Have a look at the Zwickau and Chemnitz Universities’s menu (cafeterias of both universities are operated by Studentenwerk Chemnitz-Zwickau). In this project we want to scrape as much as possible historic menu data from that website. Read Accessing Data before you start. Section Web Access is of particular importance.

The API#

Often web APIs come with some documentation. In our case we neither see an obvious API nor some documentation. Clicking through the menus of past weeks and watching the browser’s address bar we see how date and other information is encoded in the URL. This is our key for scraping historic data.

In addition, there is a link an the lower right looking like information about the API. But it turns out, that there is not much API related information, but the useful hint on on XML interface using the same parameter envoding like the HTML interface.

Task: Understand the arguments in the HTML URLs. Then try the XML API from your browser’s address bar. Note all location IDs (for ‘Mensa Ring’ and so on) and the oldest available menu (by trial and error).

Solution:

# your answer

Getting Raw Data#

We proceed in two steps:

  • get all the XML files,

  • parse all XML files.

Parsing will require lots of trial and error. Thus, first downloading all files and parsing in a second step avoids repeated requests to the server while developing and testing code for parsing.

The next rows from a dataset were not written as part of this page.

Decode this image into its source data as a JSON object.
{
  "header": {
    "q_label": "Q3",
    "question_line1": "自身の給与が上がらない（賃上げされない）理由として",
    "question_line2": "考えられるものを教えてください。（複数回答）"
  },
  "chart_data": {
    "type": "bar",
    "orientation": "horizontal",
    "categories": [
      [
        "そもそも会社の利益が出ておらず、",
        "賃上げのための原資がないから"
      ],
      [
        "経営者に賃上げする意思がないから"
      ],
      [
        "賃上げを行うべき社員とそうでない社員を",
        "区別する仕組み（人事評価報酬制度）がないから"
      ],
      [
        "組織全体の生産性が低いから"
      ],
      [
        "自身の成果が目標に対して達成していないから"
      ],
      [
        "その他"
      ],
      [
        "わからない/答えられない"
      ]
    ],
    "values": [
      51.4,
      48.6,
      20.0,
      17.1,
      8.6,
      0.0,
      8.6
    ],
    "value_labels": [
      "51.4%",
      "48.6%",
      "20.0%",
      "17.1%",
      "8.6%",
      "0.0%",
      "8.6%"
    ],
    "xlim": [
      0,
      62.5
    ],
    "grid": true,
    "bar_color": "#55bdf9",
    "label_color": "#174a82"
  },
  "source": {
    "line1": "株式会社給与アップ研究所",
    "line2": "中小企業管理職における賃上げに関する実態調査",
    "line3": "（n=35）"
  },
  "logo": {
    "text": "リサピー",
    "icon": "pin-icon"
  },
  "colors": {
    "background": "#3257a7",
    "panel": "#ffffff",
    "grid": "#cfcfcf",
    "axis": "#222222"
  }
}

Task: Write a Python script which downloads menu XML files for all week days and mensa IDs 3 and 4. Write all files into the same directory. Before you start: How many requests will be send to the server? How long will it take if we send two requests per second?

Solution:

# your solution

Parsing#

Task: From all the downloaded files extract all meals including date, category, description, and prices for students, staff, guests. Save the data to a CSV file.

Solution:

# your solution